Reformas e retirada de direitos
As reformas trabalhista e da Previdência foram marcos da retirada de direitos, e o processo de retirada de direitos e desrespeito à legislação continua. Ainda como fator de adoecimento, Maeno destaca as novas formas de atividades laborais que passaram a fazer parte da vida de um maior contingente de trabalhadores, como o trabalho híbrido, remoto ou mesmo intermitente, em que não há uma constância na atividade.
Muitos preferem a modalidade não presencial, usando argumentos como ter mais tempo para questões pessoais, flexibilidade de horários e economia de tempo de deslocamento. Por outro lado, segundo a pesquisadora, há estudos mostrando que o remoto não poupa as pessoas das humilhações, da pressão, dos prolongamentos de jornada. Pelo contrário, “a exploração da força de trabalho é cada vez maior e a tecnologia da informação e comunicação tem sido usada para essas finalidades”.

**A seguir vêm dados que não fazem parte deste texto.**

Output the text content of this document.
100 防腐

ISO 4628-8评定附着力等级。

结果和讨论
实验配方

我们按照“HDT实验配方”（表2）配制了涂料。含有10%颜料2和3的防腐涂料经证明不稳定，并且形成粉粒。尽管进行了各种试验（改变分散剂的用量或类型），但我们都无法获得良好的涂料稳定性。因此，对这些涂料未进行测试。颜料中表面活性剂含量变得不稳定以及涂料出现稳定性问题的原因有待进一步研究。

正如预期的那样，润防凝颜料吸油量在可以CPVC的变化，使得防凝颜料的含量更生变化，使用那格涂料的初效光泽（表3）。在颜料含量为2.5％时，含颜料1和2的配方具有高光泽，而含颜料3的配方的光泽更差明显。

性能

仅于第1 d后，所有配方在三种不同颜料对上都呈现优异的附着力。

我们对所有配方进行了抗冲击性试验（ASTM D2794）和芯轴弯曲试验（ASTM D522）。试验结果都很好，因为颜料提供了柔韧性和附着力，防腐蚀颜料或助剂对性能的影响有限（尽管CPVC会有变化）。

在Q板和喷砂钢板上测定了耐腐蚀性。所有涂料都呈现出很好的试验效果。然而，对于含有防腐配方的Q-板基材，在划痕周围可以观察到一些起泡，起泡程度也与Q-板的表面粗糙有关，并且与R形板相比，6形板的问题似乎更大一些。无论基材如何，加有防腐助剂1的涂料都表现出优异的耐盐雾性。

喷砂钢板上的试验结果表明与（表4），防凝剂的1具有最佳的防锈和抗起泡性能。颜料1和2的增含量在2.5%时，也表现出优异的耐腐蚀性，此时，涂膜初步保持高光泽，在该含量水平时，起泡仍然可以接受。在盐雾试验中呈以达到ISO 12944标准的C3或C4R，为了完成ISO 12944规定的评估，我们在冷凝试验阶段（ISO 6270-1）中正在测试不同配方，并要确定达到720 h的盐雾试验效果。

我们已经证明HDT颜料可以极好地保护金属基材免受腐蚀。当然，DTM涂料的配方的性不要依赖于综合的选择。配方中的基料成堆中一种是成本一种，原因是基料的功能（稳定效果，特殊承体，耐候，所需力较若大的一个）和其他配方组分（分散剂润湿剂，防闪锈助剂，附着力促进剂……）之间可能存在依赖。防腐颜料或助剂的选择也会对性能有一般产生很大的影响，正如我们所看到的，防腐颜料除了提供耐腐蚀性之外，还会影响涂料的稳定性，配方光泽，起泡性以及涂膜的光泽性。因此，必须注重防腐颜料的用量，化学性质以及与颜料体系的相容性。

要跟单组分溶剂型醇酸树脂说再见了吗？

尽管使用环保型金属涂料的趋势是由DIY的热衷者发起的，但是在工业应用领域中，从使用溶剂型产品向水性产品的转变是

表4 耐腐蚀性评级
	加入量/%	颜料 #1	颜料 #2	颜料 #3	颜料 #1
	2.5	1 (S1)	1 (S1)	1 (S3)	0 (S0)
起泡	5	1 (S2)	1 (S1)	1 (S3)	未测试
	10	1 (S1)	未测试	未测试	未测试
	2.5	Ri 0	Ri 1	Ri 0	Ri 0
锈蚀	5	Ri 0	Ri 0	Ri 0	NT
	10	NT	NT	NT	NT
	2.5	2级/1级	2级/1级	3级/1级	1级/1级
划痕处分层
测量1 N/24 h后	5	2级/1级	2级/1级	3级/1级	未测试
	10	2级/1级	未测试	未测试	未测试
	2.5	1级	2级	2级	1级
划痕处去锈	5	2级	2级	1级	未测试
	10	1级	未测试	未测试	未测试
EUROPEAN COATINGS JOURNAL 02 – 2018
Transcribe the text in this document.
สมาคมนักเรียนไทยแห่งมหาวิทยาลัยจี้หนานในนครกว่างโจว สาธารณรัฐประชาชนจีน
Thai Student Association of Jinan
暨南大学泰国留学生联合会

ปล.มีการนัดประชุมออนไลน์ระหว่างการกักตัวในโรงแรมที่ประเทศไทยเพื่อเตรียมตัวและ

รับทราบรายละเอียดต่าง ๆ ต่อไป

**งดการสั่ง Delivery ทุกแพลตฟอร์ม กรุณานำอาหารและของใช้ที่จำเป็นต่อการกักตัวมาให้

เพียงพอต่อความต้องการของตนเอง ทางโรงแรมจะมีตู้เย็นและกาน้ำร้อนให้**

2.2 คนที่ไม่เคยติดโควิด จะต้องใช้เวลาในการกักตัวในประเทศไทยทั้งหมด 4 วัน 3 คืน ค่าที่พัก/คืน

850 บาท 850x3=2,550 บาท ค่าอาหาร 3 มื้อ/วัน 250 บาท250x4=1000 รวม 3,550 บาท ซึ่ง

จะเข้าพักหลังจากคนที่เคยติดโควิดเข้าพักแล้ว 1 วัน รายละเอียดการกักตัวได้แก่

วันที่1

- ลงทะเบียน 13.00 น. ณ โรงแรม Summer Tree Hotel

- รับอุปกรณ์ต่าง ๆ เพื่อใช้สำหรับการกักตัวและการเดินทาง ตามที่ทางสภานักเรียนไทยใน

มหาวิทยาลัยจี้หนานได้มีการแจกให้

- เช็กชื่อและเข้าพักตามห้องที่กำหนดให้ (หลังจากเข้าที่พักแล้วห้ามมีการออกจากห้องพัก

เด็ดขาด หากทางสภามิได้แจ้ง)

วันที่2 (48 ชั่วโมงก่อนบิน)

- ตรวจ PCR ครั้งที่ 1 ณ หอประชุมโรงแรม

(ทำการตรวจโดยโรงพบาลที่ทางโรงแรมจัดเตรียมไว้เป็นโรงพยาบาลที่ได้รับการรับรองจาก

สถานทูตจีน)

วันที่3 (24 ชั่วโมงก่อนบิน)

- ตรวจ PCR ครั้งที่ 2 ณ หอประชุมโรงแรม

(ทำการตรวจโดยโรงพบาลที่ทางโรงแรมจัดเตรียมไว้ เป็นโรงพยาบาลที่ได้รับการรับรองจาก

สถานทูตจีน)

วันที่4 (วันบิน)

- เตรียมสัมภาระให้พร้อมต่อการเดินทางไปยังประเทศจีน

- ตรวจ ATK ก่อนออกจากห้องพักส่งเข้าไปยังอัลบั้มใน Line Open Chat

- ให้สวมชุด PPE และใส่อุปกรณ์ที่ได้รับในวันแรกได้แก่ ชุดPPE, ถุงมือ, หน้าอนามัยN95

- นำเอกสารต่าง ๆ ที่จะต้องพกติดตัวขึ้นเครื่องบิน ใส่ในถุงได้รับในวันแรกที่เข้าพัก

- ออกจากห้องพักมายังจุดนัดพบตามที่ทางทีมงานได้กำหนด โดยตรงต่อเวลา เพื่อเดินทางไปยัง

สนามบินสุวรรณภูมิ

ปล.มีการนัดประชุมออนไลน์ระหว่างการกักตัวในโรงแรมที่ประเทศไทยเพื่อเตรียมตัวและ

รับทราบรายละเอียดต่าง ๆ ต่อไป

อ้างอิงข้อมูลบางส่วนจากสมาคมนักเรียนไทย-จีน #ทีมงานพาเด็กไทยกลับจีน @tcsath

Sobretudo, há uma questão que não pode ser negligenciada, a de que as pessoas que trabalham em suas casas distanciam-se cada vez mais do sentimento de ‘coletivo’ e até perdem o contato: “Há pessoas que foram contratadas e não conhecem quem as contratou e tampouco seus colegas de trabalho. Esse isolamento por tempos prolongados priva a pessoa de convívio com colegas e amigos. Mas o tempo exigido de trabalho continua alto, assim como a produtividade”, exemplificou.
Tal realidade ainda impacta diretamente na organização e na luta por direitos. “O trabalho passa permear a vida da pessoa e a da família. Os contatos passam a ser virtuais, quase exclusivamente. A distância física não poupa ninguém de validações de desempenho com critérios cada mais obscuros e arbitrários. Promove-se mais competividade e falta de solidariedade entre trabalhadores. Esse cenário promove solidão maior pois não há possiblidade de trocas com pessoas e construção coletiva de resistência, levando a sensação de impotência, adoecimento”, concluiu Maria Maeno.
Pesquisa Gallup
De acordo com o estudo, trabalhadores e trabalhadoras que não gostam de seus empregos apresentam mais estresse e ansiedade, além de outros sentimentos negativos, o que se reflete no cotidiano. Em cada um dos países, a consultoria entrevistou cerca de mil pessoas. Quando questionados se vivenciavam estresse um dia antes da pesquisa, 46% dos brasileiros responderam positivamente. Em nível global, 41% dos trabalhadores entrevistados responderam que sentiram estresse um dia antes da pesquisa, 21% raiva e 22%, tristeza.
A pesquisa ainda aponta que “nos últimos 10 anos, o número de pessoas expressando estresse, tristeza, ansiedade, raiva ou preocupação tem aumentado, atingindo seus níveis mais altos desde o início das pesquisas da Gallup”.